她看得很慢,但她不是在看数字。探春站在那儿能看见她的眼睛——她的目光从第一行扫到第三行,停了一下,又扫到第二页,又翻回第一页。她翻纸的手势很轻,每一页都只用拇指和食指捏住右下角那一点。
她翻到第三页时,目光落在右下角"未含春节年俗例银调整项"那一行上,停了两秒。那两秒里她什么也没说。
宝钗端着盖碗,没出声。她膝上那只盖子被她用拇指轻轻按了按。
——
王夫人把三页纸理齐。她没把它放回炕桌中央,也没递回探春。她搁在自己右手边,纸边和炕桌边对齐。
"省得不少。"她说。
"是。"
王夫人的目光从纸上抬起来,落在探春身上半秒,又移开。她伸手去把那只茶碗的盖子又揭开。这次她没喝。她对着那杯茶看了一会儿。
"姨娘那边的事,"她说,"你心里有数就好。"
"姨娘"两个字她没加重,也没拖。她说这一句的速度跟刚才说"省得不少"是一样的,平的,像是一句客气话。
探春的右手在身侧动了一下,又稳住。
"是。"她说。
她应得快。她从昨晚备的那些答里挑了最短的一个。
王夫人"嗯"了一声。她把茶碗的盖子盖回去。她没接着说,也没问探春第二页那七笔分别是谁。她的目光落到炕桌另一边——那一边搁着一张红条子,上头用墨笔写了八个字,是小年祭祖准备清单。她把那张红条子拉过来,看了一眼最末一行。
"——丁香。"她对外头叫了一声。
帘外那个婆子应。
"祠堂那边的供桌,碗筷再添一副。"
"添几副?"
王夫人停了一秒。
"先添一副。"她说,"姨娘那边的长辈,今年也算上。"
帘外婆子应了,退下。
——
屋里又静了一会儿。
宝钗膝上那只盖碗的盖子又被她按了一下。
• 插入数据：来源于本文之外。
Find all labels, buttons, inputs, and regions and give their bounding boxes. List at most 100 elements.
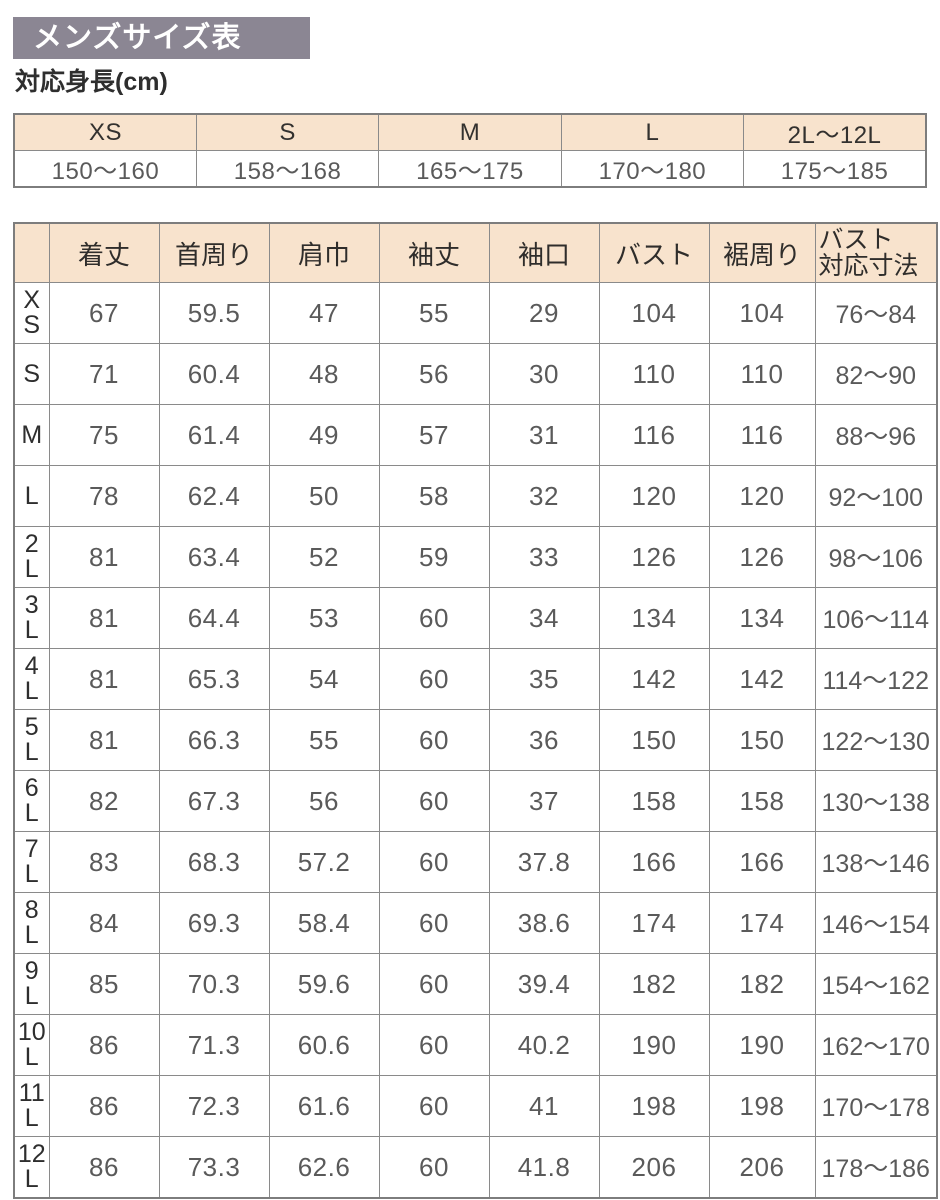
measurement-cell: 41.8: [488, 1136, 600, 1199]
measurement-header-bust-range: バスト 対応寸法: [814, 222, 938, 283]
height-table-value-row: 150〜160 158〜168 165〜175 170〜180 175〜185: [13, 150, 927, 188]
bust-range-cell: 114〜122: [814, 648, 938, 710]
measurement-cell: 81: [48, 648, 160, 710]
bust-range-cell: 162〜170: [814, 1014, 938, 1076]
measurement-cell: 60: [378, 770, 490, 832]
measurement-header-blank: [13, 222, 50, 283]
size-label-part: 6: [24, 774, 39, 802]
size-label-part: L: [24, 860, 39, 888]
height-range-cell: 170〜180: [560, 150, 745, 188]
measurement-cell: 29: [488, 282, 600, 344]
height-table-caption: 対応身長(cm): [15, 68, 168, 96]
table-row: 7 L 83 68.3 57.2 60 37.8 166 166 138〜146: [13, 831, 938, 893]
page-title-banner: メンズサイズ表: [13, 17, 310, 59]
measurement-cell: 60: [378, 1136, 490, 1199]
bust-range-cell: 76〜84: [814, 282, 938, 344]
table-row: 8 L 84 69.3 58.4 60 38.6 174 174 146〜154: [13, 892, 938, 954]
table-row: 3 L 81 64.4 53 60 34 134 134 106〜114: [13, 587, 938, 649]
size-label-part: L: [24, 799, 39, 827]
measurement-cell: 64.4: [158, 587, 270, 649]
measurement-cell: 182: [598, 953, 710, 1015]
measurement-cell: 63.4: [158, 526, 270, 588]
measurement-cell: 166: [708, 831, 816, 893]
measurement-cell: 198: [708, 1075, 816, 1137]
size-label-part: 7: [24, 835, 39, 863]
measurement-cell: 58.4: [268, 892, 380, 954]
measurement-cell: 83: [48, 831, 160, 893]
measurement-cell: 134: [598, 587, 710, 649]
measurement-cell: 55: [268, 709, 380, 771]
measurement-cell: 48: [268, 343, 380, 405]
measurements-body: X S 67 59.5 47 55 29 104 104 76〜84 S 71 60.4 48 56 30 11…: [13, 282, 938, 1199]
table-row: 11 L 86 72.3 61.6 60 41 198 198 170〜178: [13, 1075, 938, 1137]
size-label-part: 11: [18, 1079, 45, 1107]
measurement-cell: 150: [708, 709, 816, 771]
measurement-cell: 81: [48, 587, 160, 649]
measurement-cell: 30: [488, 343, 600, 405]
size-label-part: L: [24, 481, 39, 510]
measurement-cell: 150: [598, 709, 710, 771]
measurement-cell: 41: [488, 1075, 600, 1137]
measurement-cell: 59.5: [158, 282, 270, 344]
size-label-part: S: [23, 311, 41, 339]
bust-range-cell: 146〜154: [814, 892, 938, 954]
measurement-cell: 206: [598, 1136, 710, 1199]
size-label-part: S: [23, 359, 41, 388]
measurement-cell: 110: [598, 343, 710, 405]
size-label-stack: 12 L: [15, 1142, 49, 1192]
measurement-cell: 60: [378, 831, 490, 893]
measurement-cell: 32: [488, 465, 600, 527]
size-label-part: 5: [24, 713, 39, 741]
measurement-cell: 120: [708, 465, 816, 527]
measurement-cell: 116: [708, 404, 816, 466]
size-label-part: L: [24, 921, 39, 949]
size-label-part: L: [24, 677, 39, 705]
bust-range-cell: 82〜90: [814, 343, 938, 405]
bust-range-cell: 98〜106: [814, 526, 938, 588]
measurement-cell: 60: [378, 648, 490, 710]
table-row: X S 67 59.5 47 55 29 104 104 76〜84: [13, 282, 938, 344]
measurement-header-4: 袖丈: [378, 222, 490, 283]
measurement-cell: 86: [48, 1136, 160, 1199]
measurement-cell: 60: [378, 1014, 490, 1076]
measurement-cell: 82: [48, 770, 160, 832]
measurement-cell: 166: [598, 831, 710, 893]
measurement-cell: 37: [488, 770, 600, 832]
page-title: メンズサイズ表: [33, 21, 242, 54]
size-label-part: M: [21, 420, 43, 449]
bust-range-header-line2: 対応寸法: [818, 252, 919, 280]
measurement-cell: 190: [708, 1014, 816, 1076]
size-label-part: 2: [24, 530, 39, 558]
height-range-cell: 175〜185: [743, 150, 927, 188]
measurement-cell: 110: [708, 343, 816, 405]
size-label-part: 9: [24, 957, 39, 985]
measurement-header-1: 着丈: [48, 222, 160, 283]
size-label-part: 12: [17, 1140, 46, 1168]
measurement-cell: 75: [48, 404, 160, 466]
measurement-cell: 47: [268, 282, 380, 344]
measurement-cell: 31: [488, 404, 600, 466]
measurement-cell: 60: [378, 1075, 490, 1137]
measurement-cell: 71.3: [158, 1014, 270, 1076]
measurement-header-7: 裾周り: [708, 222, 816, 283]
bust-range-cell: 170〜178: [814, 1075, 938, 1137]
measurement-cell: 56: [268, 770, 380, 832]
measurement-cell: 60: [378, 587, 490, 649]
measurement-cell: 39.4: [488, 953, 600, 1015]
bust-range-cell: 88〜96: [814, 404, 938, 466]
measurement-cell: 33: [488, 526, 600, 588]
table-row: S 71 60.4 48 56 30 110 110 82〜90: [13, 343, 938, 405]
measurement-cell: 158: [708, 770, 816, 832]
bust-range-cell: 138〜146: [814, 831, 938, 893]
measurement-cell: 104: [708, 282, 816, 344]
size-label-stack: L: [15, 481, 49, 510]
size-label-part: L: [24, 616, 39, 644]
她的目光朝探春这边轻轻一瞥,又落回自己手上。
探春站在原地。她的右手还在文件夹的边沿上,指尖压在那个铜扣上。铜扣是凉的。她感觉得到指尖的温度先低了一寸,又慢慢回来。
王夫人这时候才像是想起来似的,把那三页 A4 又拉过来一点。她翻到第二页,目光在七笔分项上扫了一遍,没停在任何一个名字上。她翻回第一页。她的右手食指在"花木承包首月节余 1.2 万"那一行下边压了一下,又移开。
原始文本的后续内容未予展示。